Importantly, however, and indeed above all else, are the brains behind these systems: how they think, and how their thinking is applied in action to sourcing, such that ‘non-typical’ talent are given a fair go, so that the lessons learnt from the latter half of the 20th century, do not repeat themselves in the 21st, ensuring that ‘the war’ is well and truly defeated.

These ‘systems’ – and the unconscious biases that presuppose them – have lead, for example, to the fact that approx 70% of CEO’s, globally, are 6 ft tall and above! But there is no logical connection between height and leadership ‘qualities’ – is there? Our ‘systems’ appear to think there is. Indeed, the reality of unconscious bias has been effective in successfully carving out huge sections of the global workforce (women, people from a wide range of ‘minority’ groups, etc) where talent available for sourcing are often wilfully overlooked, with ‘rational’ arguments by way of rigid selection criteria and candidate briefs used to justify them.

A war in our minds?

What are we looking for, I ask The ‘bent’ picture of talent in our minds?

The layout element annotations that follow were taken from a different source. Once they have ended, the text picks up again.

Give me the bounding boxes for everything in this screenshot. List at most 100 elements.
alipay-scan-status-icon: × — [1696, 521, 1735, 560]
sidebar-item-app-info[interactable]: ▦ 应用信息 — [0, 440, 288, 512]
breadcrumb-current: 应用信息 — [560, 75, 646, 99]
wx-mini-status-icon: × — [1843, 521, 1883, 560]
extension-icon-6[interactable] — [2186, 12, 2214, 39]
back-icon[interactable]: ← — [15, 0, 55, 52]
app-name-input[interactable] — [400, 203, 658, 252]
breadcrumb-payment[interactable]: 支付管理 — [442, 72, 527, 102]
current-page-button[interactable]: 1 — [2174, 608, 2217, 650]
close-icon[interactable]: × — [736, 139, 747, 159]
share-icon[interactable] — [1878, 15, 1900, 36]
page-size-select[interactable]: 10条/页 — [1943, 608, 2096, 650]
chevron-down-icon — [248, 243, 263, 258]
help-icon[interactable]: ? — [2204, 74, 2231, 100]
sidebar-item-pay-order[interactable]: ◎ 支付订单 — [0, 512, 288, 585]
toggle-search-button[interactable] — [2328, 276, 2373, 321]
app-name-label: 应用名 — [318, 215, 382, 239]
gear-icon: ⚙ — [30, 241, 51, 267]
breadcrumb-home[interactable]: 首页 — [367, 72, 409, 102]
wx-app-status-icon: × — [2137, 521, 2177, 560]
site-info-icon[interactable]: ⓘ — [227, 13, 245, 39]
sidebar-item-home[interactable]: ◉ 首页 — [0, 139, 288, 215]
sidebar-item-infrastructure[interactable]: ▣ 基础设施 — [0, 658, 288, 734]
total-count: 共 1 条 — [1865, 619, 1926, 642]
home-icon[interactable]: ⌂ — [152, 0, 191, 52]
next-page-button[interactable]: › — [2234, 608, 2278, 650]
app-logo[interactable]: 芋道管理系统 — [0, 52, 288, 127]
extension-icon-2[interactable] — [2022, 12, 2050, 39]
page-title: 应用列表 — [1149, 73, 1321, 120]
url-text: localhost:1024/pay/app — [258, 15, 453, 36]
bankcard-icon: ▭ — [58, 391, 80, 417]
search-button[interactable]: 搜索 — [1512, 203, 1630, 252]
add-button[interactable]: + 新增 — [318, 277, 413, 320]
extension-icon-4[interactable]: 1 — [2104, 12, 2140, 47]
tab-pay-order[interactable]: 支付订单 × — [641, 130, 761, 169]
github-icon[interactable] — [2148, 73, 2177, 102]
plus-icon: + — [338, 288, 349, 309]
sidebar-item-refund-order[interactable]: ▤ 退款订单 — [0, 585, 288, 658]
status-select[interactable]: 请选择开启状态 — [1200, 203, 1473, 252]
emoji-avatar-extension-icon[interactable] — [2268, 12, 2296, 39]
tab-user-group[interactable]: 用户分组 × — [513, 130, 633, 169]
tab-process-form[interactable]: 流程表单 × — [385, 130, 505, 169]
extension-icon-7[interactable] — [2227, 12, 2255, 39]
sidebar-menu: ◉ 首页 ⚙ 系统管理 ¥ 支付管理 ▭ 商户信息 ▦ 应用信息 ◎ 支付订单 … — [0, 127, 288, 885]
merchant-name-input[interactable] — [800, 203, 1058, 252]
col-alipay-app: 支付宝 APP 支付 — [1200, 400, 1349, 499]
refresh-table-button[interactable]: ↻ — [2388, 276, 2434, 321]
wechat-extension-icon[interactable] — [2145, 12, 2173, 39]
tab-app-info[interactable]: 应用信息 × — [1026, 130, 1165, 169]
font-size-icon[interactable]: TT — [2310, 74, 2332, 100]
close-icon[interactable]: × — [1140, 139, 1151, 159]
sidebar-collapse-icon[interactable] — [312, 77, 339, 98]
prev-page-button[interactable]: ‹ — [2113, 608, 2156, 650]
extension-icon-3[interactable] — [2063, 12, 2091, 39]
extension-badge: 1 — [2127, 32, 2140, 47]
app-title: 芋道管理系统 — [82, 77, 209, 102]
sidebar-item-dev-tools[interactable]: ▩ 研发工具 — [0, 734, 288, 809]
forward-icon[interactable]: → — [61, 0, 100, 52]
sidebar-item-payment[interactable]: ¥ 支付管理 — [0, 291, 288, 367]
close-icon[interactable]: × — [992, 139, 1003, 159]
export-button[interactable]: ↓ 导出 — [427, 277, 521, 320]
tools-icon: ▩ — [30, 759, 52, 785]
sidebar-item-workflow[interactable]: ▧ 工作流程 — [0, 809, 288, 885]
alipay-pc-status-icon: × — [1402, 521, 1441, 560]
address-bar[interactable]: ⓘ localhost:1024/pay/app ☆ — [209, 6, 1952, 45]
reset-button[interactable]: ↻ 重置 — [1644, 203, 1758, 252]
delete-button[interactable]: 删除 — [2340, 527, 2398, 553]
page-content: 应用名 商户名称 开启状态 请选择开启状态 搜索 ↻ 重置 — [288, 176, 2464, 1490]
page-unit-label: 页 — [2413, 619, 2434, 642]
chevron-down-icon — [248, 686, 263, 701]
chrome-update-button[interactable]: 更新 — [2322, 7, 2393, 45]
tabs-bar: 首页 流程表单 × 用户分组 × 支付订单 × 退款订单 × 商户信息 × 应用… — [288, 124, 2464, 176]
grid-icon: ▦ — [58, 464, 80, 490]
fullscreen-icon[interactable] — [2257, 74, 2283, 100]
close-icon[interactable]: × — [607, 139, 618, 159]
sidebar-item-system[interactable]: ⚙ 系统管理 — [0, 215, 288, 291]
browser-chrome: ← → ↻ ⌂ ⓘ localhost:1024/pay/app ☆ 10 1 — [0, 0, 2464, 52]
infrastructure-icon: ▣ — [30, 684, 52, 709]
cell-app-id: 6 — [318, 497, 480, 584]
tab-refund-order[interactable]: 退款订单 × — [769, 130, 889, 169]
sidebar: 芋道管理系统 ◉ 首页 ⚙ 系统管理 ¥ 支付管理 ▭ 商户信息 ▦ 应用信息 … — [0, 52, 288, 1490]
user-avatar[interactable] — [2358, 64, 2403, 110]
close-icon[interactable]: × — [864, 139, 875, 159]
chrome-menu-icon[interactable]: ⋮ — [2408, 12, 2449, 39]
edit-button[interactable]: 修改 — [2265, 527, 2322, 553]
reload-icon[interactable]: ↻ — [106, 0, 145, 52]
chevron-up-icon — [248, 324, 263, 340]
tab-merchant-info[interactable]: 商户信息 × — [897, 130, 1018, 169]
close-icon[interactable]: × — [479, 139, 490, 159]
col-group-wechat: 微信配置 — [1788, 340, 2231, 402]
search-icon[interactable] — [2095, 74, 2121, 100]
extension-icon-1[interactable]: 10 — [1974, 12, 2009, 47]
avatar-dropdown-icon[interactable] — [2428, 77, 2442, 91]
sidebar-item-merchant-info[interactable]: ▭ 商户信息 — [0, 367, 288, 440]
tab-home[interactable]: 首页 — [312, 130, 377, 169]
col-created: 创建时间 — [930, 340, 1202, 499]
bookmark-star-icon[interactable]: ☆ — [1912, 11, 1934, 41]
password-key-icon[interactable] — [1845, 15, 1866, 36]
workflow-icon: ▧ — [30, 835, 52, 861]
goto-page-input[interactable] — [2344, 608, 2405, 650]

The ‘mirage’ that we think we know and are ‘comfortable’ with? Is ignorance really bliss? Or does it lead to ‘war’, a war in our minds Have we learnt from the lessons of the latter half of the 20th century?

How do we respond to this ‘complexity’ that 21st century talent presents then? An Old Testament Biblical quotation may have the answer: “You cannot put new wine into old wineskins, it will rupture”. Expecting new results by performing the same old actions, no matter how technologically and logically sugar-coated they might appear, will never produce the desired long-term outcomes.

What needs to change, I propose, is our thinking. To implement this change in action, recruitment and search consultants, talent acquisition and sourcing specialists, as well as key organisational stakeholders – all, collectively, need to demonstrate an individual readiness to think differently in the talent sourcing process. The solution to ‘the war’ is more so within, than without.

It is a thinking challenge. A challenge which, at its core, requires embracing diverse perspectives as a lasting solution. It’s the only way to win the war of minds – without which we will continue to remain in the McKinsean armchair, hypnotised, and thoroughly bought into the idea that the ‘war’ is real…like the bent pencil – in our minds.